Mientras tanto, Nora llegó al departamento de su rival y tocó repetidamente el timbre, hasta que una mujer otoñal pero bien arreglada, vestida solamente con una sugerente bata negra, le abrió la puerta. “¿Dime qué se te perdió aquí, Chula?”, preguntó la dueña del departamento a Nora, pero ésta, obnubilada, la apartó de un codazo y se introdujo en la vivienda.

Mientras la señora ordenaba a Nora que saliera de su casa o llamaría a la policía, ésta buscaba desesperadamente por las habitaciones, hasta que encontró un altar con tintes satánicos, en los que ocupaban un lugar protagónico las fotografías de ella y de sus hijos. A su mente vino el recuerdo de alguien que le había dicho que la única forma de terminar con un embrujo era destruyendo a su autor, y así lo hizo, sin decir palabra alguna volteó hacia la dueña del departamento y le rebanó la garganta.

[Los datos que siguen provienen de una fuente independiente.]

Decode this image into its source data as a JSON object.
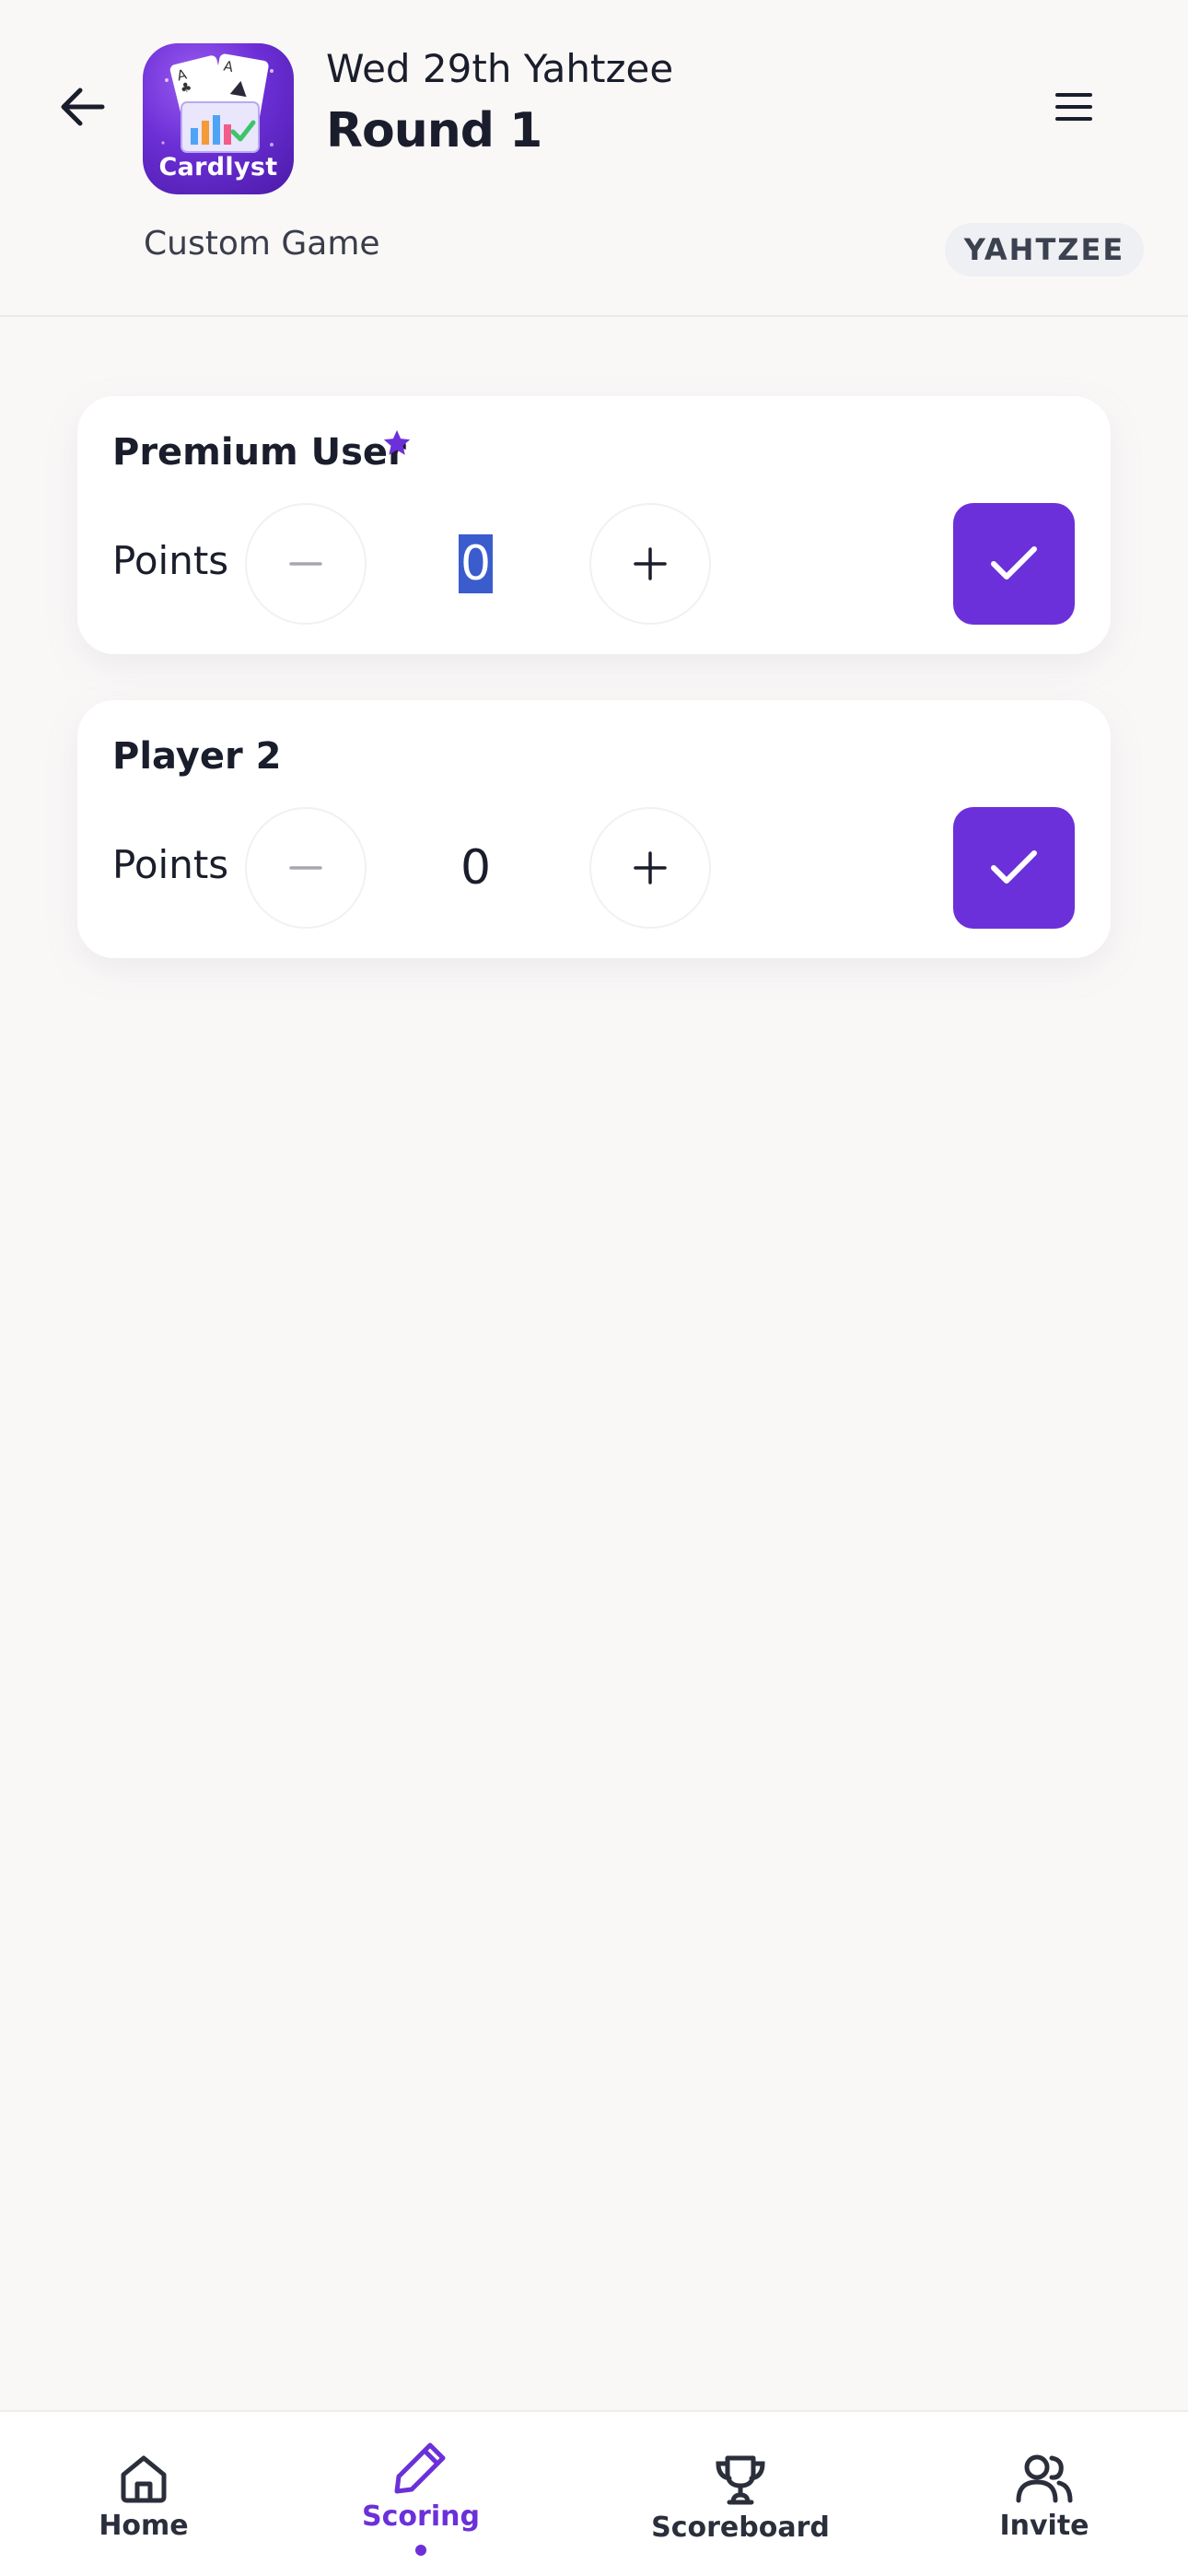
{
  "header": {
    "title": "Wed 29th Yahtzee",
    "round": "Round 1",
    "subtitle": "Custom Game",
    "game_tag": "YAHTZEE",
    "logo_text": "Cardlyst"
  },
  "icons": {
    "back": "arrow-left-icon",
    "menu": "hamburger-menu-icon",
    "premium": "star-icon",
    "minus": "minus-icon",
    "plus": "plus-icon",
    "confirm": "checkmark-icon"
  },
  "players": [
    {
      "name": "Premium User",
      "premium": true,
      "points_label": "Points",
      "score": "0",
      "score_selected": true
    },
    {
      "name": "Player 2",
      "premium": false,
      "points_label": "Points",
      "score": "0",
      "score_selected": false
    }
  ],
  "nav": {
    "items": [
      {
        "label": "Home",
        "icon": "home-icon",
        "active": false
      },
      {
        "label": "Scoring",
        "icon": "pencil-icon",
        "active": true
      },
      {
        "label": "Scoreboard",
        "icon": "trophy-icon",
        "active": false
      },
      {
        "label": "Invite",
        "icon": "users-icon",
        "active": false
      }
    ]
  },
  "colors": {
    "accent": "#6b30d9",
    "background": "#faf8f7",
    "card": "#ffffff",
    "text": "#1a1d2b",
    "selection": "#3a5ccc"
  }
}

La sangre brotó a borbotones, pero Nora logró rescatar las añoradas fotografías y llegar a su departamento  antes de que lo hiciera la policía. “¿Qué hiciste, pendeja?”, le preguntó Alfonso al verla toda ensangrentada.

Por homicidio agravado, Nora fue sentenciada a 40 años de prisión, y aunque le dolió en el alma el que la hubiesen separado de sus hijos, siempre sintió que el haber salvado a sus hijos del hechizo que se cernía sobre ellos, había sido lo mejor que había hecho en la vida.